Co-director Han also takes the lead role of Eula, a pregnant
restaurateur who like so many in the hospitality trade is struggling to
stay afloat amid the pandemic. The movie takes place during one of the
more draconian lockdowns of the past couple of years, with all Canadian
restaurants forced to close their doors and live on the scraps of
takeout. As Eula tells fellow restaurateur and fuck buddy Morris (Charles Boyland), she's making just $40 a day.
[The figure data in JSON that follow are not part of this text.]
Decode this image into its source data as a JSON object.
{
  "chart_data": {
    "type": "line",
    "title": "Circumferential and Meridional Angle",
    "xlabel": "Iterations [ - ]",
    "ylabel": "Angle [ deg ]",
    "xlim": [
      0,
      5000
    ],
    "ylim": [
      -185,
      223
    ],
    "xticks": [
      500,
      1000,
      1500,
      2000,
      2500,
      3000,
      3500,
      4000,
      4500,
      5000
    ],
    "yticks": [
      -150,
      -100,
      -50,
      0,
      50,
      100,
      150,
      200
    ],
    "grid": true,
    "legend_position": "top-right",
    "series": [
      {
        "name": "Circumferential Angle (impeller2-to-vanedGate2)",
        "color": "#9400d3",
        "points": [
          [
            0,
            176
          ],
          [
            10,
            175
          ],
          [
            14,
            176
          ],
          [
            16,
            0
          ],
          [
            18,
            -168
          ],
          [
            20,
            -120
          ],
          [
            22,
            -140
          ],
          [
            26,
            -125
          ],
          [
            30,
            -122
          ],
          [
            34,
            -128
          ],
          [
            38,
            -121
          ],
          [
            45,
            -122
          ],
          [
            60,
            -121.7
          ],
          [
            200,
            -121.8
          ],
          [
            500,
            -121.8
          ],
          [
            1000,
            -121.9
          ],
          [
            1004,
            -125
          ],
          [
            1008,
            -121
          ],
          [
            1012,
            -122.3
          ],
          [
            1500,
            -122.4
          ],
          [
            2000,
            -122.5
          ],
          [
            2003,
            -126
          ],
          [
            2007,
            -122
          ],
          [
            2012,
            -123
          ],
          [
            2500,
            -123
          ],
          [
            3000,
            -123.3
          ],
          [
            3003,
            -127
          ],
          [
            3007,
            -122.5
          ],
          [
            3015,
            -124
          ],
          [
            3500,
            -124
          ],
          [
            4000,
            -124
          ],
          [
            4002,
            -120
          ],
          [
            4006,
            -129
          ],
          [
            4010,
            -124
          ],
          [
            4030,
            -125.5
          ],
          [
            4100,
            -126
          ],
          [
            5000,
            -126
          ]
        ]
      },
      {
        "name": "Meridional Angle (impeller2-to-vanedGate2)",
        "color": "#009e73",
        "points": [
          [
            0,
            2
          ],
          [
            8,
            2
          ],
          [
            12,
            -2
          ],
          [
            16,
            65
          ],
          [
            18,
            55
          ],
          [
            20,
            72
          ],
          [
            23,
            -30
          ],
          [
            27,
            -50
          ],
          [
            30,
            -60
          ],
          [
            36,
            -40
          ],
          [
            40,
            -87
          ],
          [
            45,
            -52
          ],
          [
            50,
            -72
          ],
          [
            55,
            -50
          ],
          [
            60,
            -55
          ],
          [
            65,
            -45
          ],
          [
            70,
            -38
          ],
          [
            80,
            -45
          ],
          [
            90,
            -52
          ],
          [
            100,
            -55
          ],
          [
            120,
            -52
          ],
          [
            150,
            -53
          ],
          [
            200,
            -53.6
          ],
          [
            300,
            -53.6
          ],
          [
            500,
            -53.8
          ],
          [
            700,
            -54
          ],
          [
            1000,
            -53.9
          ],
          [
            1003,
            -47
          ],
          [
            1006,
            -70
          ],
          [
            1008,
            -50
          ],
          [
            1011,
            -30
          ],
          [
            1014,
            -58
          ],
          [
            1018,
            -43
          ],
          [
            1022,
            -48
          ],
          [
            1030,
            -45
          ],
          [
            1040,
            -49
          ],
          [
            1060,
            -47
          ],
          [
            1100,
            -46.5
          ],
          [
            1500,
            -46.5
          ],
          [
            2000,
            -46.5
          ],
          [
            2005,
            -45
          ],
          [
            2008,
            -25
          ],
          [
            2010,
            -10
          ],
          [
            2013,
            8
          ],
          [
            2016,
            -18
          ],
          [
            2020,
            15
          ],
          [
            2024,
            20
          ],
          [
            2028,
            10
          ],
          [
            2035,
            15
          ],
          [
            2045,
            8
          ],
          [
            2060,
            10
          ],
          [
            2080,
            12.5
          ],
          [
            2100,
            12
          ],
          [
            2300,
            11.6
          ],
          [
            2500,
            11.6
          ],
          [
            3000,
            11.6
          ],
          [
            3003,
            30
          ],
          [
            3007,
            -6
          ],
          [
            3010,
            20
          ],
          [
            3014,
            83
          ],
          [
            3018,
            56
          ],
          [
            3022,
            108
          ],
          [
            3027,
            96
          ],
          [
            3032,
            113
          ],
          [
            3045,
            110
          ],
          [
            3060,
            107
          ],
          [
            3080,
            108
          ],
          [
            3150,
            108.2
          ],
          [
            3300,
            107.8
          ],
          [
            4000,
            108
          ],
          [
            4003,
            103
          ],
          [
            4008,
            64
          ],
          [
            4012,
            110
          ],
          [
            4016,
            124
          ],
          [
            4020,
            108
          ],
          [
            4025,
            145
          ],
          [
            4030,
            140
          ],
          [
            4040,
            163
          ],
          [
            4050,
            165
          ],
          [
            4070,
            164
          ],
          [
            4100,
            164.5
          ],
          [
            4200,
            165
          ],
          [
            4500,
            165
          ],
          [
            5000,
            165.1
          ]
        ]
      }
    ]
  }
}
Possible salvation for the pair comes when Eula's grandfather passes
away and leaves his war medals to Eula to pass onto his old army buddy
Reuben (Michael Copeman), who now lives as a hermit in the
distant woods. Eula remembers how as a child her grandfather and Reuben
would take her truffle hunting, and she plans to exchange her
grandfather's medals for some of Reuben's much sought after white
truffles. Her big mistake is enlisting the aid of volatile cokehead
Morris, who packs a pistol and a Mexican wrestling mask for the trip.
Red flags much?
Peppergrass plays like a reverse Deliverance, with the city slickers posing a threat to rural folk. COVID hasn't
reached the patch of rural Canada where Reuben resides, and the few
people Eula and Morris meet panic in their potentially contaminated
presence. It also follows the tropes of classic hicksploitation movies
and even has the classic scene where some old codger (Craig Porritt) warns them not to venture any further.
Garbas and Han take a commendable risk in presenting us with a pair of
protagonists who are far from likeable. We might be able to get on board
with Eula's deception due to her tough predicament, but Morris is such a
broadly drawn obnoxious asshole that it's impossible for us to care
about him when the pair eventually find themselves in trouble. There's
also the small matter that the film posits Reuben as the villain when he
hasn't actually done anything wrong beyond defending himself from a pair
of intruders out to swindle him.
The first half of the movie, a sort of Truffles of Sierra Madre, leans
knowingly into its genre tropes to create a sufficiently tense
atmosphere. It's when the movie becomes a
Revenant-esque survival thriller in the second half that the movie loses its
energy. Left alone in the woods with Reuben potentially giving chase,
Eula never seems to sufficiently struggle with the sort of hardships
someone left to survive the freezing forests of Canada would presumably
encounter. A forest is a troublesome setting for a chase thriller,
as given the homogenous terrain, it's difficult for a director to
establish the geographical distance between the hunter and the hunted.
It's never made clear whether Reuben is 20 metres or 20 miles away from
Eula, if he's even on her tail at all, and so there's little of the
suspense you might expect from this sort of set-up.